Sirshasana is the “king” of asanas because it stimulates the nervous system and endocrine system, the control and regulatory systems in the body, and slows down the metabolic functions in our body as blood flow is reversed and thoughts still. As we eventually find complete balance and are in a straight line (very hard to master as initially it feels imbalanced and the fear of falling keeps us from even trying to accept the instability) our sense organs begin to stop perceiving information, thoughts cease, and peace is attained. Sirshasana helps us still our mind and conquer fear.
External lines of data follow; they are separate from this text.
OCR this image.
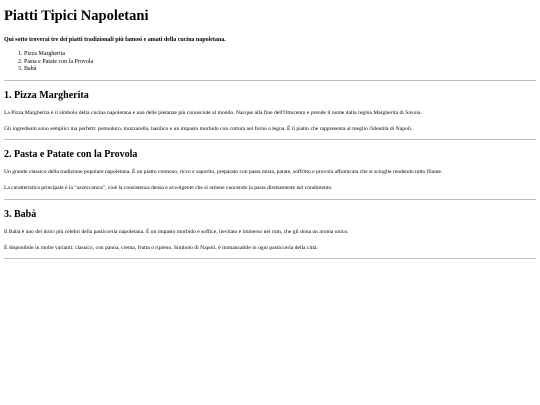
Piatti Tipici Napoletani

Qui sotto troverai tre dei piatti tradizionali più famosi e amati della cucina napoletana.

1. Pizza Margherita
2. Pasta e Patate con la Provola
3. Babà
1. Pizza Margherita

La Pizza Margherita è il simbolo della cucina napoletana e una delle pietanze più conosciute al mondo. Nacque alla fine dell'Ottocento e prende il nome dalla regina Margherita di Savoia.

Gli ingredienti sono semplici ma perfetti: pomodoro, mozzarella, basilico e un impasto morbido con cottura nel forno a legna. È il piatto che rappresenta al meglio l'identità di Napoli.

2. Pasta e Patate con la Provola

Un grande classico della tradizione popolare napoletana. È un piatto cremoso, ricco e saporito, preparato con pasta mista, patate, soffritto e provola affumicata che si scioglie rendendo tutto filante.

La caratteristica principale è la "azzeccatura", cioè la consistenza densa e avvolgente che si ottiene cuocendo la pasta direttamente nel condimento.

3. Babà

Il Babà è uno dei dolci più celebri della pasticceria napoletana. È un impasto morbido e soffice, lievitato e immerso nel rum, che gli dona un aroma unico.

È disponibile in molte varianti: classico, con panna, crema, frutta o ripieno. Simbolo di Napoli, è immancabile in ogni pasticceria della città.
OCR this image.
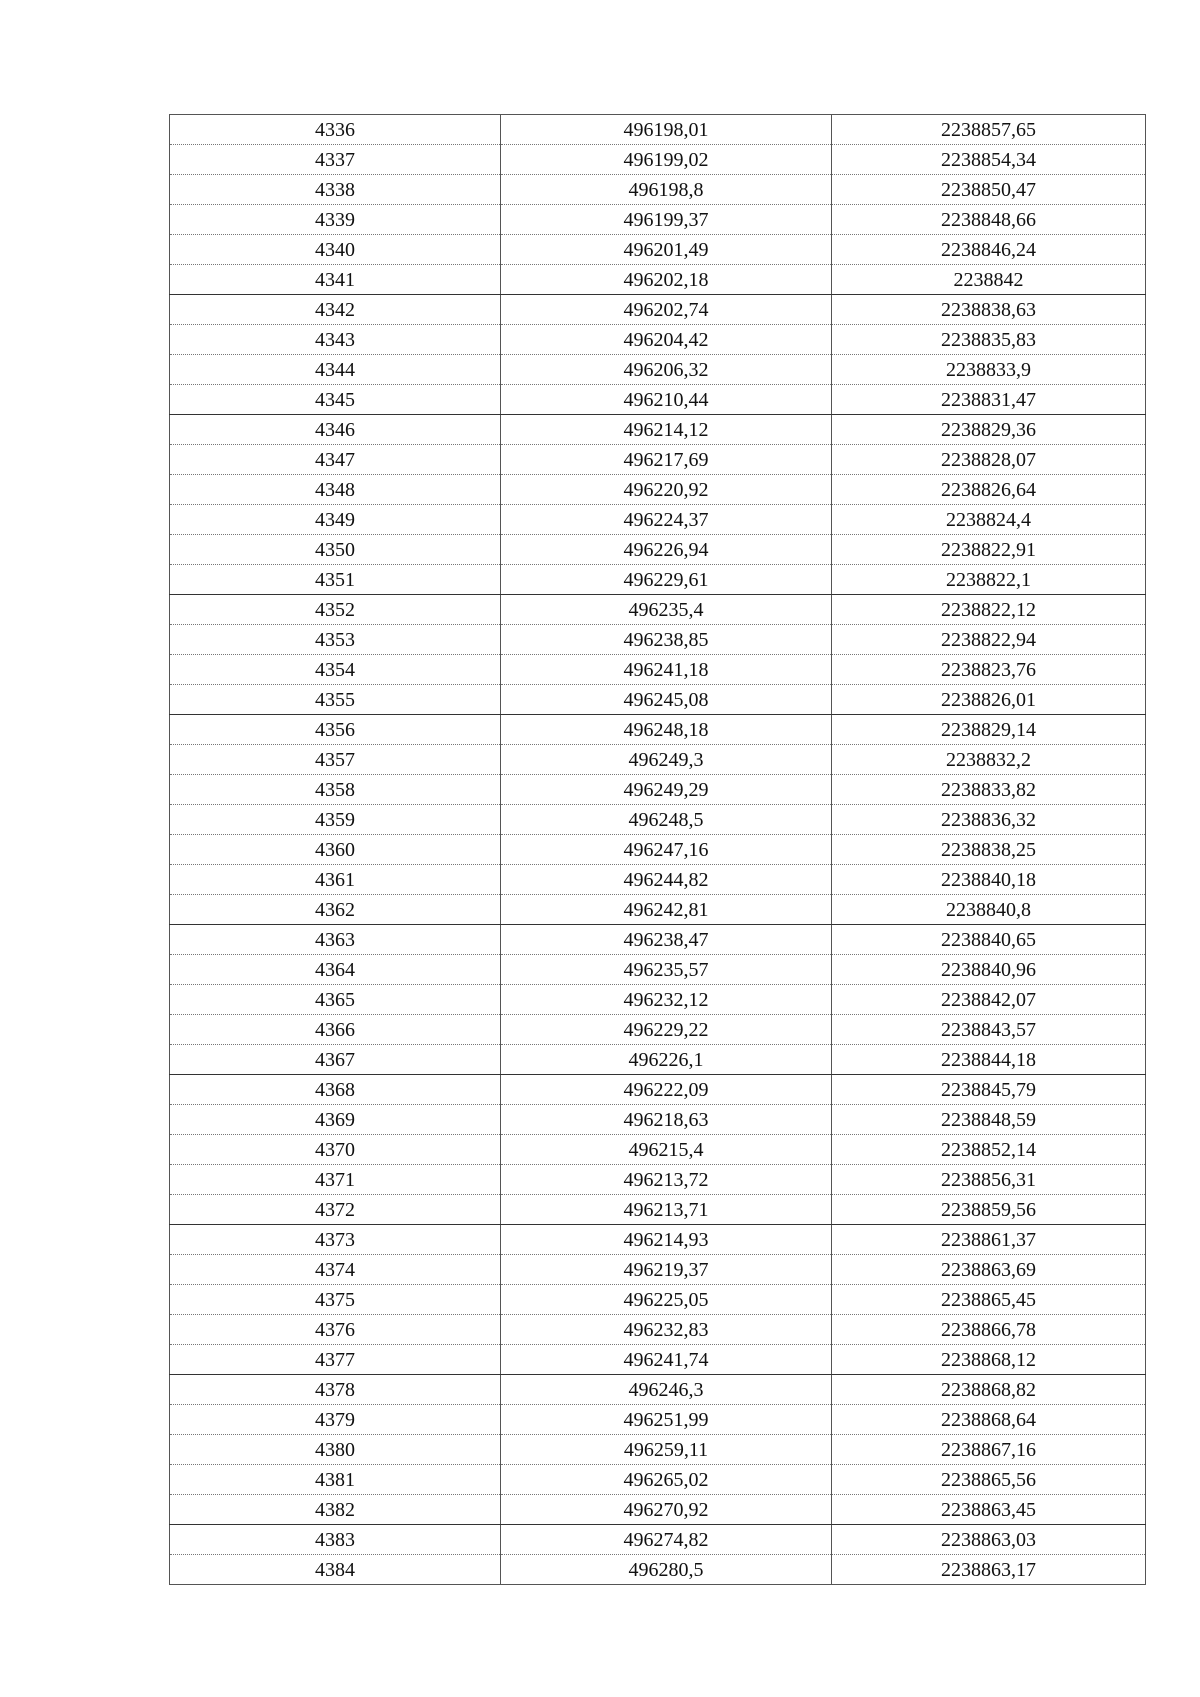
4336	496198,01	2238857,65
4337	496199,02	2238854,34
4338	496198,8	2238850,47
4339	496199,37	2238848,66
4340	496201,49	2238846,24
4341	496202,18	2238842
4342	496202,74	2238838,63
4343	496204,42	2238835,83
4344	496206,32	2238833,9
4345	496210,44	2238831,47
4346	496214,12	2238829,36
4347	496217,69	2238828,07
4348	496220,92	2238826,64
4349	496224,37	2238824,4
4350	496226,94	2238822,91
4351	496229,61	2238822,1
4352	496235,4	2238822,12
4353	496238,85	2238822,94
4354	496241,18	2238823,76
4355	496245,08	2238826,01
4356	496248,18	2238829,14
4357	496249,3	2238832,2
4358	496249,29	2238833,82
4359	496248,5	2238836,32
4360	496247,16	2238838,25
4361	496244,82	2238840,18
4362	496242,81	2238840,8
4363	496238,47	2238840,65
4364	496235,57	2238840,96
4365	496232,12	2238842,07
4366	496229,22	2238843,57
4367	496226,1	2238844,18
4368	496222,09	2238845,79
4369	496218,63	2238848,59
4370	496215,4	2238852,14
4371	496213,72	2238856,31
4372	496213,71	2238859,56
4373	496214,93	2238861,37
4374	496219,37	2238863,69
4375	496225,05	2238865,45
4376	496232,83	2238866,78
4377	496241,74	2238868,12
4378	496246,3	2238868,82
4379	496251,99	2238868,64
4380	496259,11	2238867,16
4381	496265,02	2238865,56
4382	496270,92	2238863,45
4383	496274,82	2238863,03
4384	496280,5	2238863,17
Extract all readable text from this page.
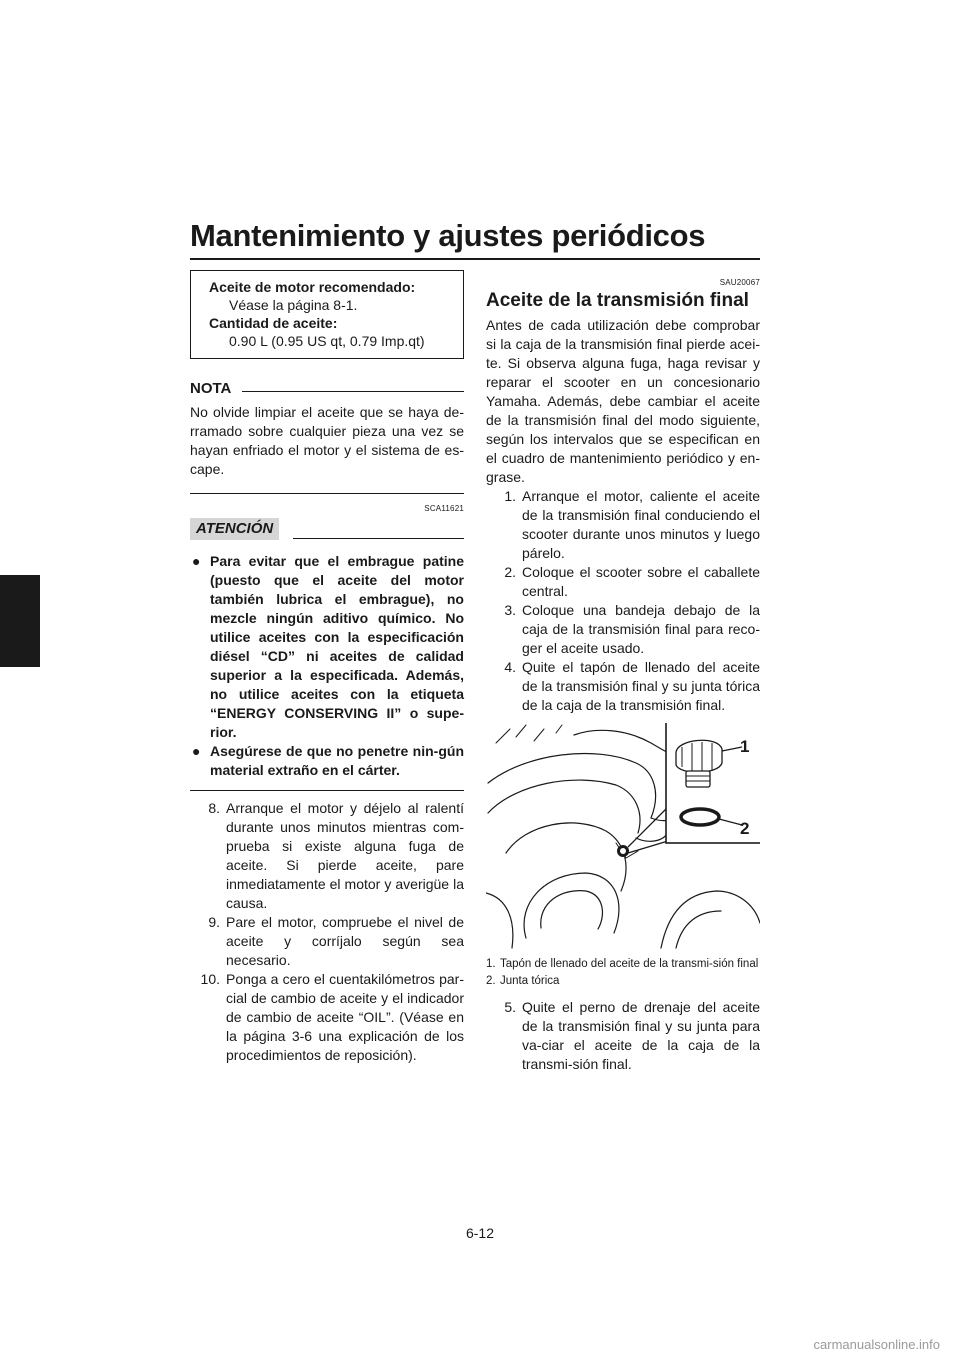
Mantenimiento y ajustes periódicos
6
Aceite de motor recomendado:
Véase la página 8-1.
Cantidad de aceite:
0.90 L (0.95 US qt, 0.79 Imp.qt)
NOTA
No olvide limpiar el aceite que se haya de-rramado sobre cualquier pieza una vez se hayan enfriado el motor y el sistema de es-cape.
SCA11621
ATENCIÓN
● Para evitar que el embrague patine (puesto que el aceite del motor también lubrica el embrague), no mezcle ningún aditivo químico. No utilice aceites con la especificación diésel “CD” ni aceites de calidad superior a la especificada. Además, no utilice aceites con la etiqueta “ENERGY CONSERVING II” o supe-rior.
● Asegúrese de que no penetre nin-gún material extraño en el cárter.
8. Arranque el motor y déjelo al ralentí durante unos minutos mientras com-prueba si existe alguna fuga de aceite. Si pierde aceite, pare inmediatamente el motor y averigüe la causa.
9. Pare el motor, compruebe el nivel de aceite y corríjalo según sea necesario.
10. Ponga a cero el cuentakilómetros par-cial de cambio de aceite y el indicador de cambio de aceite “OIL”. (Véase en la página 3-6 una explicación de los procedimientos de reposición).
SAU20067
Aceite de la transmisión final
Antes de cada utilización debe comprobar si la caja de la transmisión final pierde acei-te. Si observa alguna fuga, haga revisar y reparar el scooter en un concesionario Yamaha. Además, debe cambiar el aceite de la transmisión final del modo siguiente, según los intervalos que se especifican en el cuadro de mantenimiento periódico y en-grase.
1. Arranque el motor, caliente el aceite de la transmisión final conduciendo el scooter durante unos minutos y luego párelo.
2. Coloque el scooter sobre el caballete central.
3. Coloque una bandeja debajo de la caja de la transmisión final para reco-ger el aceite usado.
4. Quite el tapón de llenado del aceite de la transmisión final y su junta tórica de la caja de la transmisión final.
1
2
1. Tapón de llenado del aceite de la transmi-sión final
2. Junta tórica
5. Quite el perno de drenaje del aceite de la transmisión final y su junta para va-ciar el aceite de la caja de la transmi-sión final.
6-12
carmanualsonline.info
For me I need to remember to practice where I need improvement instead of jumping into the final posture. It is humbling to accept where you are sometimes in your self-practice but without knowing our limitations how can we receive the full benefit of a progressive practice? Sirshasana teaches me patience and letting go of the goal after I have understood what I am trying to accomplish. This pose truly reminds me of the purpose of yoga… training your mind!

I know its not headstand but a pic from our morning session-Randy assisting Edy in Natarajasana

Making time to write

29 Jul

Although I have been practicing Dheesan Yoga under Master Sudhakar’s instruction for over a little over a year, I have yet to fully commit  to maintaining his advice in keeping a daily yoga journal. Every single Dheesan class that I have taken has been unique, challenging, and always taught me something new about how to mindfully practice asanas and implement the philosophy of practice in my personal life. Hopefully this entry will be the first of many as I intend to finally heed Master’s advice and record my experiences and his teachings for myself and for all of you.